The film features an appearance by the band Sparks for the roller coaster's opening concert, playing the songs "Fill 'Er Up" and "Big Boy" from their 1976 album Big Beat. Sparks later cited their appearance in the film when asked about the biggest regret of their career.

===Locations===
Filming started September 13, 1976.

Several real amusement parks were used in the film for the various park and roller coaster scenes. Ocean View Park in Norfolk, Virginia, was used for the first park in the film. Although the park was located on the Chesapeake Bay, it was described as a west coast park in the film. Goldstone chose the park because of its old-fashioned feeling. The park's major wooden roller coaster, The Skyrocket, was renamed simply "The Rocket" for the film. Kings Dominion in Doswell, Virginia, also appeared in the film. Some of the rides featured in the film, such as the Shenandoah Lumber Company and Rebel Yell wooden roller coaster (renamed Racer 75), still exist today. The final park used was Magic Mountain (now called Six Flags Magic Mountain) in Valencia, California. The park's Great American Revolution roller coaster was featured prominently in the film's climax.

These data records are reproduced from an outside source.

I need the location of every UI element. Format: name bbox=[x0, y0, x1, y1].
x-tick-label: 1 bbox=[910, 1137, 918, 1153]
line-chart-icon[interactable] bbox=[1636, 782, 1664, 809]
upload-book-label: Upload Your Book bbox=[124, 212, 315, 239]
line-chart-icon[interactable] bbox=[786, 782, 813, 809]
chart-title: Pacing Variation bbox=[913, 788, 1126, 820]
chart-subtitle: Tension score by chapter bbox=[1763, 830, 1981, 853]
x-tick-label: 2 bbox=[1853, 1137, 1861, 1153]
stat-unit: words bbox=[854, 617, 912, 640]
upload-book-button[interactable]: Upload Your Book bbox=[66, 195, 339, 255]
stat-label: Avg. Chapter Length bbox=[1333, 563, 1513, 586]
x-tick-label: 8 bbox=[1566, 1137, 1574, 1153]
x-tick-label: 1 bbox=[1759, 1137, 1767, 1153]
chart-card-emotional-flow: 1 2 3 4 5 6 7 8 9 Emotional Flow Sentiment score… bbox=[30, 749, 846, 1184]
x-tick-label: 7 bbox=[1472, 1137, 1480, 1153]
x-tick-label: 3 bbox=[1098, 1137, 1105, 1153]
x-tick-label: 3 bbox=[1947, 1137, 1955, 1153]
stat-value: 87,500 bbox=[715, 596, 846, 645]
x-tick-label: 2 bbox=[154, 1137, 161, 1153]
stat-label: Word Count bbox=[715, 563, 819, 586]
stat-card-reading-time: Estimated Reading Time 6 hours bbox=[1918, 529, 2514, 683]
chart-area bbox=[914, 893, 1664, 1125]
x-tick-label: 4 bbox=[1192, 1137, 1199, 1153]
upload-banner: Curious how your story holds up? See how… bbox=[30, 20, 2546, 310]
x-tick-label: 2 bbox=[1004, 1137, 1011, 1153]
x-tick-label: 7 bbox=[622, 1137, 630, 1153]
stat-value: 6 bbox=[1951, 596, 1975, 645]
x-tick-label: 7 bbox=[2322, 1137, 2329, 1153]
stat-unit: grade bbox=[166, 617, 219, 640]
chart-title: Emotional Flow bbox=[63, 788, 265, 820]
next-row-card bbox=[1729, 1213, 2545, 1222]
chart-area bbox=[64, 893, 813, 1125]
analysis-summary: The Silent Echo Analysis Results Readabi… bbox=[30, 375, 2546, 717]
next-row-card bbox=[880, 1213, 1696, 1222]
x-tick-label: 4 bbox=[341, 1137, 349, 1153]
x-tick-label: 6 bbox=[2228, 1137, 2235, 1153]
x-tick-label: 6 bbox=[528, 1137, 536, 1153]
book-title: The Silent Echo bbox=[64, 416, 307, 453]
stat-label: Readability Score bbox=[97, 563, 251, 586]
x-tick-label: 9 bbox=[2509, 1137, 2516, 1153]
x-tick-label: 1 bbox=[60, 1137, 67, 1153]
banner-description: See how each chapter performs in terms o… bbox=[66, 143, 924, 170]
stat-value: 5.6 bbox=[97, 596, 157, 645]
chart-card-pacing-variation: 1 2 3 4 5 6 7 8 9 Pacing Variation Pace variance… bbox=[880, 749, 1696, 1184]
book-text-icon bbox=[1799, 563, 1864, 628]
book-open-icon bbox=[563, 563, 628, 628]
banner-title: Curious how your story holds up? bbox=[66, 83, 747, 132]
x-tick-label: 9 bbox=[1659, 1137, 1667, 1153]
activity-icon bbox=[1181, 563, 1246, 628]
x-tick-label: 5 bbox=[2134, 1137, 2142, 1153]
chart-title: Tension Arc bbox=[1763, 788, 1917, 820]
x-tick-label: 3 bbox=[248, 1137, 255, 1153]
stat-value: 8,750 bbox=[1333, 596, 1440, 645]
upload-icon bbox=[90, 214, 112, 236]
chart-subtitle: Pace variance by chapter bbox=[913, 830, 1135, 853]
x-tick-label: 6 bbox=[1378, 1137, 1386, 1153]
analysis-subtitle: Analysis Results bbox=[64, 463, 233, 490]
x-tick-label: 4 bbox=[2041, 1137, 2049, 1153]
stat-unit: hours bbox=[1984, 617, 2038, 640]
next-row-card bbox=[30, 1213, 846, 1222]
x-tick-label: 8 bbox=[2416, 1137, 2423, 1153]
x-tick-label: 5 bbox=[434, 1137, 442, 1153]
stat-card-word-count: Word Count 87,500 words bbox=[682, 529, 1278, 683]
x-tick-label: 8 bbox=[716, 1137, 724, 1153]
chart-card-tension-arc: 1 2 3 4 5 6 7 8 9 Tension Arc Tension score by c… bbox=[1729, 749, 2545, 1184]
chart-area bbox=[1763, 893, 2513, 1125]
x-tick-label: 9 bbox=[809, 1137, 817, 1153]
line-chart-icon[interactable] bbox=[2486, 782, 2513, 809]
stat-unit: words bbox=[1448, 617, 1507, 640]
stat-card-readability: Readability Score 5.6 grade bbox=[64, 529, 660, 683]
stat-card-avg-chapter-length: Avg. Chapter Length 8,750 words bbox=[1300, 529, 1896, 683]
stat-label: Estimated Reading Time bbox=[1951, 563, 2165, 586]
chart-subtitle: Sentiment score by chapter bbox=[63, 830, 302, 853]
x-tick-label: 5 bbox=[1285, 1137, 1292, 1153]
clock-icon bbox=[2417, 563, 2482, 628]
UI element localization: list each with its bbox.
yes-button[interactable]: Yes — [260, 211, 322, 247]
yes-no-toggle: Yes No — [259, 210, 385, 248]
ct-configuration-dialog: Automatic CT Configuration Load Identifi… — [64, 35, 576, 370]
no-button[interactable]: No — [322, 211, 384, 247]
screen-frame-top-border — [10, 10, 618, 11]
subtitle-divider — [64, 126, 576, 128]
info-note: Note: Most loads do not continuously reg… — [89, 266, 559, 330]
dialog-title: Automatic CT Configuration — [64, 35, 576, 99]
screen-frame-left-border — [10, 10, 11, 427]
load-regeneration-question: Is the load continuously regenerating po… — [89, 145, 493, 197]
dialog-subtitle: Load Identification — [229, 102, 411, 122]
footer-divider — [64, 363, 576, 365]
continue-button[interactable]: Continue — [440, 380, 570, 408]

Originally, Kennywood was one of the locations to be used in the opening "crash" segment of the film. But after the park's owners declined their participation, the producers of the film ended up shooting the "Wonder World" segment at Kings Dominion instead.

According to Goldstone, the three parks that appeared in the final film were chosen from over 20 candidates.

Additionally, parts of the movie were filmed at the Hyatt Regency Chicago.

==Soundtrack==

The film's musical score was written by composer Lalo Schifrin.

==Reception==
===Box office===
It was released in the late spring of 1977 and was overshadowed by the smash hit Star Wars, resulting in financial disappointment, with Universal losing enthusiasm for Sensurround films as a result.

===Critical===
In a positive review, Vincent Canby of The New York Times called the film "effective pop entertainment that, like an amusement-park ride, deals in the sensation of suspense for the foolish fun of it". Charles Champlin of the Los Angeles Times also praised the film, stating that the film "is not so much a disaster story as an unexpectedly articulate and well-polished piece of cat-and-mouse suspense whose derivation is more from Hitchcock than, say, Irwin Allen".

Gene Siskel of the Chicago Tribune was less positive, giving the film 1½ stars out of 4 and called it "a traffic accident masquerading as a movie" with "one of the dullest villains imaginable". Kenneth Turan, then also of The Washington Post, stated, "I was going take the high road, be the Father Flanigan of film criticism, and say there is no such thing as a bad movie, that standards are relative, tastes differ. Then I saw 'Rollercoaster.' 'Rollercoaster,' slambang title notwithstanding, is a singularly tepid piece of work, so dull not even Sensurround can keep you fully awake. Yes, I cried when it was finally over, there is such a thing as a bad movie, and this is it. By the next morning, I'd calmed down, decided 'Rollercoaster' had its virtues after all, and was maybe even marginally entertaining."

Other reviews were split. Gary Arnold of The Washington Post wrote, "The Sensurround process, fundamentally unnecessary as it is, supplements the subjective visual thrills effectively." He added, "There's such a disparity of interest between the locations themselves and the melodramatic motions the actors are required to go through that one could easily believe Universal had a greater stake in the amusement park business than the movie business." Variety noted, "The rollercoaster rides are the picture’s highlights and they are fabulous." Time Out London felt that "the results should have been sensational", but that "ultimately the film-makers botched the job. Many of the best runs are interrupted by close-ups, and the filler plot is dumb in the extreme."

The film holds an approval rating of 53% on review aggregator website Rotten Tomatoes as of May 2023, based on 17 reviews.